In simple terms, a public bank in NM would serve the public’s needs and would lessen the export of our citizens’ taxes into large deposits of New Mexico’s funds to the global banking establishment (those so-called banks too big to fail). That, in turn, would mean more money kept here, ready and available to develop our local potential. We’d benefit from this “banker’s bank” recycling of local dollars into community banks and credit unions – as well as community economic development investment and community wealth creation – instead of lining the pockets of investors elsewhere.
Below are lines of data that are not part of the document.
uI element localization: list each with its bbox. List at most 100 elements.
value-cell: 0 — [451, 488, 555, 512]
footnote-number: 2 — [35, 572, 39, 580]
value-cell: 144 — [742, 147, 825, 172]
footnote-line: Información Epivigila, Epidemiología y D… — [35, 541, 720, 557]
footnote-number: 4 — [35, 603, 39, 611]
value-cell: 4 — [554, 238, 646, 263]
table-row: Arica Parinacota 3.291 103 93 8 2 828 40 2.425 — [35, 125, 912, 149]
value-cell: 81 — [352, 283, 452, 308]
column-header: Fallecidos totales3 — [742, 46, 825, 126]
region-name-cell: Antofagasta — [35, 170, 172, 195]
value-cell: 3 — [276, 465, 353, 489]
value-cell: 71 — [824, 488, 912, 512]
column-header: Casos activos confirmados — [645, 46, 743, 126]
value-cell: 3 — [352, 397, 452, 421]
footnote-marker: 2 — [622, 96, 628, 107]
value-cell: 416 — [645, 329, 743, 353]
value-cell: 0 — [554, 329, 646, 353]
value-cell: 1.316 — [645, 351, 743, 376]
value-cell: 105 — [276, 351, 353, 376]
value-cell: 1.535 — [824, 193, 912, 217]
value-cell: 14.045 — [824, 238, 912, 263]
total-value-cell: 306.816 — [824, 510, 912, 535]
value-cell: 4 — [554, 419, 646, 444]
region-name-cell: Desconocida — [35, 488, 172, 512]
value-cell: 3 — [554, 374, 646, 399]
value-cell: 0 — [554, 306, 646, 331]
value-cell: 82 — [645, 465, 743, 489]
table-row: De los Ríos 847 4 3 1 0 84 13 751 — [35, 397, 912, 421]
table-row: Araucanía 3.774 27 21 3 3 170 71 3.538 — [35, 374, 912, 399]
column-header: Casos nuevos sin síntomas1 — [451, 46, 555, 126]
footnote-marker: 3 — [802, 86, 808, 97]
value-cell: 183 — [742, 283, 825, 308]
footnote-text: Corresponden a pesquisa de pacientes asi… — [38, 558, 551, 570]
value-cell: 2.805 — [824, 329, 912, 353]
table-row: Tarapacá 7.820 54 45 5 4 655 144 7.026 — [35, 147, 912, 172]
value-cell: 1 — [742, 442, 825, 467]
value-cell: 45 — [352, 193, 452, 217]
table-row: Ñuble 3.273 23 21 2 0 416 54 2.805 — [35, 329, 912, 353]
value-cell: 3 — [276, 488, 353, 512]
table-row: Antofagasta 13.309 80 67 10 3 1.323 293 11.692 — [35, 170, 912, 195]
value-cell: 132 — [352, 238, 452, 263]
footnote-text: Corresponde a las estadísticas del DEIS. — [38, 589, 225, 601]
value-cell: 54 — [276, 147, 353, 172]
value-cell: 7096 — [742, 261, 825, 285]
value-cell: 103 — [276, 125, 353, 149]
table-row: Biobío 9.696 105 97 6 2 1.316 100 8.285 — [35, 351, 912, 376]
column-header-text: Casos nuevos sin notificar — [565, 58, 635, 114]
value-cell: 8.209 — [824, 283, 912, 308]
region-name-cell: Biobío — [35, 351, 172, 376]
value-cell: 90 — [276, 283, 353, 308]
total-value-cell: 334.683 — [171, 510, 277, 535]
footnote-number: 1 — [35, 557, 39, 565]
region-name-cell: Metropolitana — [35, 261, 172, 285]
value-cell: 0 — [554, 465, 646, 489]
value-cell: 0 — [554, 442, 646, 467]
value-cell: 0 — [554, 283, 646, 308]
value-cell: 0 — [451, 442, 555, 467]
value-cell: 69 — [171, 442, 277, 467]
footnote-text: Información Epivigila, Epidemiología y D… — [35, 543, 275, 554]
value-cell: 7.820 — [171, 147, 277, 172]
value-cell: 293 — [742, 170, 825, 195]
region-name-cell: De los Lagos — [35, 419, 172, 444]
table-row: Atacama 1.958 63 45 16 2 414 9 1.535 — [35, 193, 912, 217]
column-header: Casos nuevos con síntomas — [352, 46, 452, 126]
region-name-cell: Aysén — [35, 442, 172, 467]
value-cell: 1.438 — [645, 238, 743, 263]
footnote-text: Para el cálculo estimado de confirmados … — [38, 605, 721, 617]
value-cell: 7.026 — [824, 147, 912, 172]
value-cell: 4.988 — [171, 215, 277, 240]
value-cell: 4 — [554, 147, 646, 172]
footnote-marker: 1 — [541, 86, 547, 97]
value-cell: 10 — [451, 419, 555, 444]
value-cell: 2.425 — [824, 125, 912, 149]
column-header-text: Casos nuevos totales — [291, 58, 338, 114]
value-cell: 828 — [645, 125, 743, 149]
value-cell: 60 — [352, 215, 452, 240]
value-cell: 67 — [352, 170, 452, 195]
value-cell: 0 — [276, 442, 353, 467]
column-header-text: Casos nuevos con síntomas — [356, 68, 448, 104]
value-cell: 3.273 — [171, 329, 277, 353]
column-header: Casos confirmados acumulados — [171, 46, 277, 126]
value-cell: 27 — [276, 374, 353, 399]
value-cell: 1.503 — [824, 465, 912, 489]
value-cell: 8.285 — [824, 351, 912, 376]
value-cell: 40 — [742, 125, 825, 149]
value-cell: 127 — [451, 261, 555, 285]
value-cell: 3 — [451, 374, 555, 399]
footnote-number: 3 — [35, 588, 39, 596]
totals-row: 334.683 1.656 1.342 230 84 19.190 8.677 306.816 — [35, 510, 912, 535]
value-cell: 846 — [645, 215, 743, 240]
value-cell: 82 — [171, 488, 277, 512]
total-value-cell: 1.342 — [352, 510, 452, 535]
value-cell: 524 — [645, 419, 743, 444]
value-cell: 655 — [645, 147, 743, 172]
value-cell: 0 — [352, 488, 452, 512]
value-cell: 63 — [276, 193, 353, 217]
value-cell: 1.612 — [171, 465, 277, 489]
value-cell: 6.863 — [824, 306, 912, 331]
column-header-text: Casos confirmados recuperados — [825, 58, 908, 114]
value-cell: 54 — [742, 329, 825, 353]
Now ask yourself: Do you trust Wall Street to have the best interests of New Mexico at heart as we struggle to revive from the damage caused by COVID shutdowns?  This past June, Retake Our Democracy published an excellent article explaining how public banking here in NM could actually be our best chance for economic recovery. Accompanying the article is an eye-opening video with activist Ellen Brown, one of the founders of the public banking movement in the U.S. and author of two noted books on the subject. Click here for access: 

A public banking bill will be introduced to the NM legislature in 2021. It will require a strong, well-informed advocacy effort to take advantage of this opportunity, as Retake Democracy points out. Let’s prepare to work along with them, with the Alliance for Local Economic Prosperity, and with our NM senators and representatives to ensure the bill passes. Take a lesson from those farmers back in 1900’s North Dakota, and get it done!